How do I resample audio from 48kHz to 16kHz in Python?

Use scipy.signal.resample_poly(audio, up=1, down=3) for the 48kHz to 16kHz conversion. The polyphase resampler is faster than FFT-based resampling for integer ratios, and 48kHz to 16kHz is exactly a 1/3 ratio. Normalize the int16 audio to float32 before resampling by dividing by 32768.0. The output is float32 at 16kHz, which is what Whisper and most speech recognition APIs expect.

How do I use Whisper with a NumPy array instead of an audio file?

Call model.transcribe(audio_float32) directly with a NumPy float32 array at 16kHz. Whisper accepts in-memory arrays without writing to disk. Use whisper.load_model("base.en") for English-only transcription, which is smaller and faster than the multilingual models. Set fp16=True if you have a CUDA GPU available. The no_speech_threshold parameter (default 0.6, recommend 0.4 for meetings) controls how aggressively the model skips silent segments.

What causes audio processing latency in real-time meeting bots?

The dominant latency source in a Python audio pipeline is speech recognition inference. Whisper base.en takes 300-600ms per 3-second chunk on CPU, and there is no way to reduce this without GPU acceleration or a lighter model. Other sources are negligible by comparison: frame parsing is under 1ms, resampling is 2-5ms, and NumPy normalization is under 1ms. Run Whisper inference in a thread pool via asyncio's run_in_executor to prevent inference time from blocking the WebSocket receive loop.

How do I implement voice activity detection in Python for meeting audio?

Root mean square (RMS) energy is the fastest VAD approach: compute np.sqrt(np.mean(pcm ** 2)) on each normalized float32 frame. A threshold around 0.01 filters out silence and background noise effectively for meeting audio in typical office or home environments.
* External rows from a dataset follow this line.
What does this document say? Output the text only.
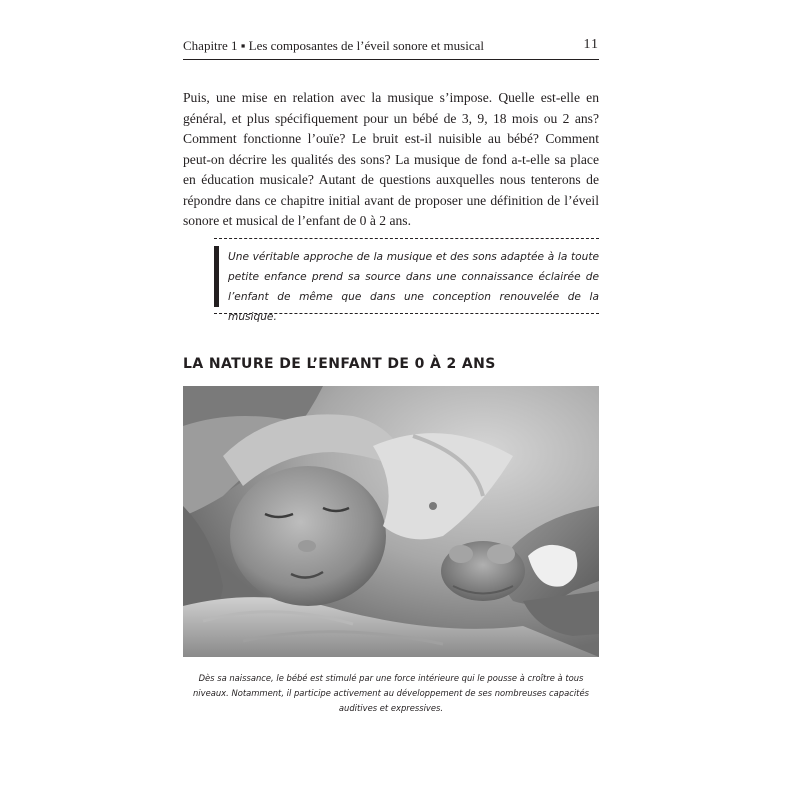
Chapitre 1 ▪ Les composantes de l’éveil sonore et musical	11

Puis, une mise en relation avec la musique s’impose. Quelle est-elle en général, et plus spécifiquement pour un bébé de 3, 9, 18 mois ou 2 ans? Comment fonctionne l’ouïe? Le bruit est-il nuisible au bébé? Comment peut-on décrire les qualités des sons? La musique de fond a-t-elle sa place en éducation musicale? Autant de questions auxquelles nous tenterons de répondre dans ce chapitre initial avant de proposer une définition de l’éveil sonore et musical de l’enfant de 0 à 2 ans.

Une véritable approche de la musique et des sons adaptée à la toute petite enfance prend sa source dans une connaissance éclairée de l’enfant de même que dans une conception renouvelée de la musique.

LA NATURE DE L’ENFANT DE 0 À 2 ANS

Dès sa naissance, le bébé est stimulé par une force intérieure qui le pousse à croître à tous niveaux. Notamment, il participe activement au développement de ses nombreuses capacités auditives et expressives.
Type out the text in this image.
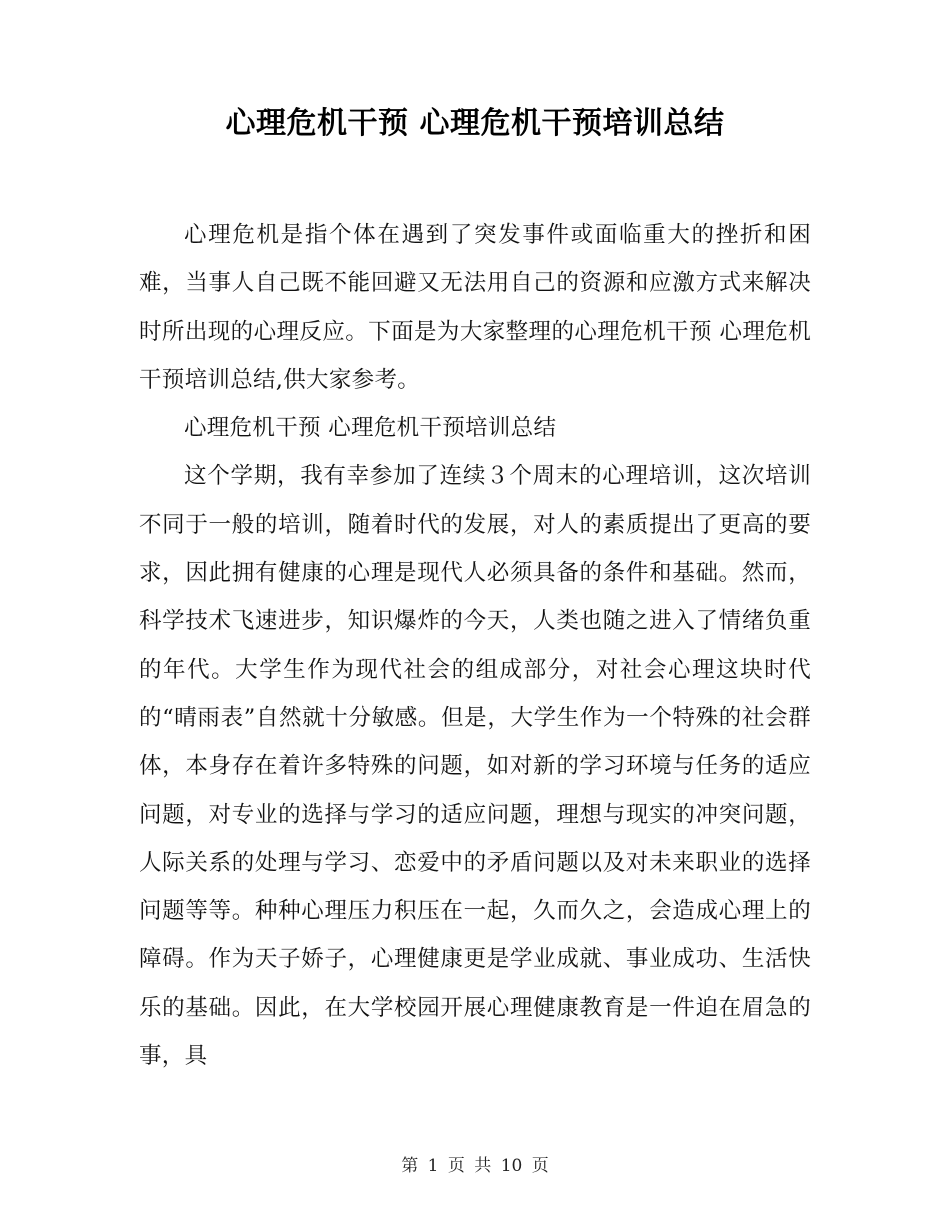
心理危机干预 心理危机干预培训总结

心理危机是指个体在遇到了突发事件或面临重大的挫折和困难，当事人自己既不能回避又无法用自己的资源和应激方式来解决时所出现的心理反应。下面是为大家整理的心理危机干预 心理危机干预培训总结,供大家参考。

心理危机干预 心理危机干预培训总结

这个学期，我有幸参加了连续３个周末的心理培训，这次培训不同于一般的培训，随着时代的发展，对人的素质提出了更高的要求，因此拥有健康的心理是现代人必须具备的条件和基础。然而，科学技术飞速进步，知识爆炸的今天，人类也随之进入了情绪负重的年代。大学生作为现代社会的组成部分，对社会心理这块时代的“晴雨表”自然就十分敏感。但是，大学生作为一个特殊的社会群体，本身存在着许多特殊的问题，如对新的学习环境与任务的适应问题，对专业的选择与学习的适应问题，理想与现实的冲突问题，人际关系的处理与学习、恋爱中的矛盾问题以及对未来职业的选择问题等等。种种心理压力积压在一起，久而久之，会造成心理上的障碍。作为天子娇子，心理健康更是学业成就、事业成功、生活快乐的基础。因此，在大学校园开展心理健康教育是一件迫在眉急的事，具

第 1 页 共 10 页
For more robust VAD, the silero-vad model runs on PyTorch and provides segment-level speech/no-speech classification with very low false positive rate. It adds ~5ms per frame on CPU, which is acceptable for most latency budgets.

Frequently Asked Questions

What Python library is best for real-time audio processing?

PyAudio provides direct access to system audio hardware, but for meeting bot pipelines, you are typically processing network audio rather than microphone input. Use asyncio with aiohttp WebSocket clients and process audio chunks in an async generator to avoid blocking the event loop on I/O.

How do I minimize latency in a Python audio pipeline?

Avoid using threading.Thread for audio processing because the GIL introduces jitter. Instead, use asyncio for I/O-bound steps and push CPU-bound work like FFT or VAD into a ProcessPoolExecutor. Keep chunk sizes at 20-40ms to balance latency against the overhead of frequent function calls.

What is Voice Activity Detection and why does it matter for latency?

VAD detects whether an audio chunk contains speech or silence. By skipping transcription API calls for silent chunks, you reduce unnecessary network round trips and API costs. Libraries like WebRTC VAD (via py-webrtcvad) process a 10ms frame in under 1ms and are suitable for real-time use.

How do I benchmark audio processing latency in Python?

Use time.perf_counter() to measure the wall-clock time from chunk receipt to transcript delivery. Log percentile latencies (p50, p95, p99) rather than averages, since audio pipelines experience bursty latency spikes during speaker transitions. Aim for p95 under 400ms for a good user experience.